I’ve been missing so many of these extremely beautiful blessings while worrying over these trials that are going to pass. My horse has a welcoming home; I just dropped her off at the most perfect facility that a graceful coach welcomed me to within a few hours notice. I’ll have the opportunity to ride around some of the best young and adult riders in the southeast and audit Olympic riders. (Small jump from Alabama riding her quarter-horse around the cows.) It’s perfect, and welcoming, and the right footing in the ring for Frye’s fancy feet.
Second, My engaged best friend, who while I may miss her shower and cake, now lives in the same city and works with lots of eligible bachelors and has the same taste in wine.
Then, That horse who sold months ago, the payment came in Friday. Like this past Friday. Why was I worried all those months, if it had come at any other time those funds would have been spent on a $400 D’yon Bridle because horse tack is my weakness, and just covered so many moving costs instead.

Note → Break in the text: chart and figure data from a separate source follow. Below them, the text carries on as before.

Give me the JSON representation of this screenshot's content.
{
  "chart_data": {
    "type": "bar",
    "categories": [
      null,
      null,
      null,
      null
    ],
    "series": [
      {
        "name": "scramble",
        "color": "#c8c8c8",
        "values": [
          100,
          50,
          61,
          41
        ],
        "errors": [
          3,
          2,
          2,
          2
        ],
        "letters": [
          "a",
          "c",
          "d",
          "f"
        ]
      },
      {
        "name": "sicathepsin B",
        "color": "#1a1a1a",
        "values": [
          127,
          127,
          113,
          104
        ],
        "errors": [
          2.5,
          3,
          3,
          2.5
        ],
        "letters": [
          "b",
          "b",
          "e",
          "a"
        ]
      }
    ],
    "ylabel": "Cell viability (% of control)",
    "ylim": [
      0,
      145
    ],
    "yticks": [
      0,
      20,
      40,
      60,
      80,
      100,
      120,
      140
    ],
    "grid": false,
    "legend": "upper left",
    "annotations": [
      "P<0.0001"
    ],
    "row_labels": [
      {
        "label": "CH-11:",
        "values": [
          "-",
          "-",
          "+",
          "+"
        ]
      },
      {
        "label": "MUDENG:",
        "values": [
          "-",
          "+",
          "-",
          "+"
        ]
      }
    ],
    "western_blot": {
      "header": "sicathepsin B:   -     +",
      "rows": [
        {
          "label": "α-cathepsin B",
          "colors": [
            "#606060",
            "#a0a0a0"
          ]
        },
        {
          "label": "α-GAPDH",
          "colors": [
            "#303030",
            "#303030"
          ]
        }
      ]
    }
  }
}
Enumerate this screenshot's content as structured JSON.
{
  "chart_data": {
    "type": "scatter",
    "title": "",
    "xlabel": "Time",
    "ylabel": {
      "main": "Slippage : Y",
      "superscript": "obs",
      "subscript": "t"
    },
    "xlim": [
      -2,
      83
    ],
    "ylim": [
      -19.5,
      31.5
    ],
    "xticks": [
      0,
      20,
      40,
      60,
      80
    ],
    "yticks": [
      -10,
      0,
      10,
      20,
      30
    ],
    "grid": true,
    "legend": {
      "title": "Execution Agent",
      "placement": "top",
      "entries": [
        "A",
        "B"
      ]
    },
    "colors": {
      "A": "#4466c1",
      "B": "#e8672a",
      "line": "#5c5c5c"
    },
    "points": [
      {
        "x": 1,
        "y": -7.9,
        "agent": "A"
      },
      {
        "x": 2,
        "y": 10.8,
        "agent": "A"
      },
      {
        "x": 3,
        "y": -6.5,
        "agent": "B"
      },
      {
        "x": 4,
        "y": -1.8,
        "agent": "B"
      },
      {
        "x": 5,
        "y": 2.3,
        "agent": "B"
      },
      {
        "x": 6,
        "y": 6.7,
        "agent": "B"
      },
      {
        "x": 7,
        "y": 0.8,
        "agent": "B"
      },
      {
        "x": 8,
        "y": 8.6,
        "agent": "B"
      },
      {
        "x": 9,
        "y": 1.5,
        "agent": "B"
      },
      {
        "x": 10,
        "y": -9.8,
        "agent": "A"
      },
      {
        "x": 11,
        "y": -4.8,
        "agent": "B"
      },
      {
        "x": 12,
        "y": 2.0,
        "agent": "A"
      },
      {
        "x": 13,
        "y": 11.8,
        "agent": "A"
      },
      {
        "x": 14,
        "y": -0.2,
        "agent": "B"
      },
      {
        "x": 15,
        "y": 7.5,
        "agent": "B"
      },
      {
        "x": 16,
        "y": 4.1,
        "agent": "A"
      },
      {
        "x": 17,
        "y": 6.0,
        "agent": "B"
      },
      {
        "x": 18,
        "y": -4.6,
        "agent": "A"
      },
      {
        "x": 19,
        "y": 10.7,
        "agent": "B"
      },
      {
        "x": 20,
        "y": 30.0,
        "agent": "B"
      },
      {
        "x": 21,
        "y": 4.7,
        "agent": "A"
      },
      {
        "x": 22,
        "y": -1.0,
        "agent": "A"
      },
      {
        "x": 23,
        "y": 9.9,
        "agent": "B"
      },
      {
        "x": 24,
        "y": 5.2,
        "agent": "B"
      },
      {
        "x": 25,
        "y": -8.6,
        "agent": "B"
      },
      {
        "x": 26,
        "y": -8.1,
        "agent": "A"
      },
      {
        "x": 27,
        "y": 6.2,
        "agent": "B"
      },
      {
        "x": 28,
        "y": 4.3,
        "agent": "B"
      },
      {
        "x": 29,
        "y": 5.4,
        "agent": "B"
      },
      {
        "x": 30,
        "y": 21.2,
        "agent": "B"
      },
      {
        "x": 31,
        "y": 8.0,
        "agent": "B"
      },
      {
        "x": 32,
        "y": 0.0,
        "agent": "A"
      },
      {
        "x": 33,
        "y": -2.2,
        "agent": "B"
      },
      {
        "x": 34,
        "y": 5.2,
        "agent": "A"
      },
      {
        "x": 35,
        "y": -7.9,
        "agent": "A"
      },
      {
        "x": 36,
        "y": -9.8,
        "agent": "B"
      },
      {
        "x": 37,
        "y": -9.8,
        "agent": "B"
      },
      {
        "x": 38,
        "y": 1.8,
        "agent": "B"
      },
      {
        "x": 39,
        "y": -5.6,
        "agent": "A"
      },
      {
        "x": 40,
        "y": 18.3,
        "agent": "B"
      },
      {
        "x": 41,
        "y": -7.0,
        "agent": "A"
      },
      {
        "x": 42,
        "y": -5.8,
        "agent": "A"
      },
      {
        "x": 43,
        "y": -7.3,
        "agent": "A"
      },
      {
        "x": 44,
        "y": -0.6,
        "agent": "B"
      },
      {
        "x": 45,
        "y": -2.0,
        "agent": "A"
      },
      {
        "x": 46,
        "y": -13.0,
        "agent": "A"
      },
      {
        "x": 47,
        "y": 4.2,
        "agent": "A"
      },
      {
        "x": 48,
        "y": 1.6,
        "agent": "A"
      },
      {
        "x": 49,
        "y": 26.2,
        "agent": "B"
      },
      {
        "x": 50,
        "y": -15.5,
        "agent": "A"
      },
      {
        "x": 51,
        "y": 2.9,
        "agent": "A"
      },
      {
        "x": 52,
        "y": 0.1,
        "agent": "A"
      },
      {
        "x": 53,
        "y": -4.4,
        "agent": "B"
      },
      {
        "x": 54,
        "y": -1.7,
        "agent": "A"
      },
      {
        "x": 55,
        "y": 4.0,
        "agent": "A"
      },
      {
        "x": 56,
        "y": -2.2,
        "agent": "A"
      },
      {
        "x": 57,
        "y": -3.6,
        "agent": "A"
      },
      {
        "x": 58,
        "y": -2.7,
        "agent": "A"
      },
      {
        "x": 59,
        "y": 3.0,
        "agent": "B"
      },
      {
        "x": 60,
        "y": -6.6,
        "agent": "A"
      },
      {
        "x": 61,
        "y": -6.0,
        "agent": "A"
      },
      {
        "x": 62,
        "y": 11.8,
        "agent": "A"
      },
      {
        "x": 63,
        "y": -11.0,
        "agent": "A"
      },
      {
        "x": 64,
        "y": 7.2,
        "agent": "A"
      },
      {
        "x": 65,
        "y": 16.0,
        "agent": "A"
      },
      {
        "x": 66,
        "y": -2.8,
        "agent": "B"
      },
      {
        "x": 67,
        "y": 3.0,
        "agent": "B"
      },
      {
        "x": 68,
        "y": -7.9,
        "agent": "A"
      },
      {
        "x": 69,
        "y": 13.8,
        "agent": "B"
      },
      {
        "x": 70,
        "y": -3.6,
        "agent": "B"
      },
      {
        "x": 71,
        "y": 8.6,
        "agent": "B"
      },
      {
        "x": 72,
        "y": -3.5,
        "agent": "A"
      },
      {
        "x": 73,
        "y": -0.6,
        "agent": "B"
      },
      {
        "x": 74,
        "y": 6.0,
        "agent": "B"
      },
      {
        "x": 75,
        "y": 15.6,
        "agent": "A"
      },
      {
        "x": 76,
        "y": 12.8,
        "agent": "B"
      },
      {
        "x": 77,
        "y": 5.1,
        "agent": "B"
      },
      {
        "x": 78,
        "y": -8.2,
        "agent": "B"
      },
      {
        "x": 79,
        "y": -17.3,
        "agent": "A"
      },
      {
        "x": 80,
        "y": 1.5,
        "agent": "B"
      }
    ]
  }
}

See, I’m going to cry again. All these seemingly big or small trials. They go away. Maybe some last hours to years but in the lifetime they go away. And all the time, really incredible things are going on that are missed if you allow yourself to get bogged down. I get frustrated at myself, because I’m like I could have had a lot more joy if I didn’t let one or twenty bad things distract my focus from everything else.
The cool story about the end of Job is that after he loses wealth, family, his skin, it’s all returned to him ten-fold. He became a great leader and went on to prosper and be A-Okay. So the moral is I’m going to be A-Okay. Hard things do not mean that you’re doing the wrong thing or being punished. They’re tools to make you stronger and more mature.
Dear Lord, please do not take away my skin like Job. But if it’s in the works, I’m just going to have faith that some Jesus-loving boy with a frat swoop and a Barbour vest will still like me and it’ll be A-Okay. Amen.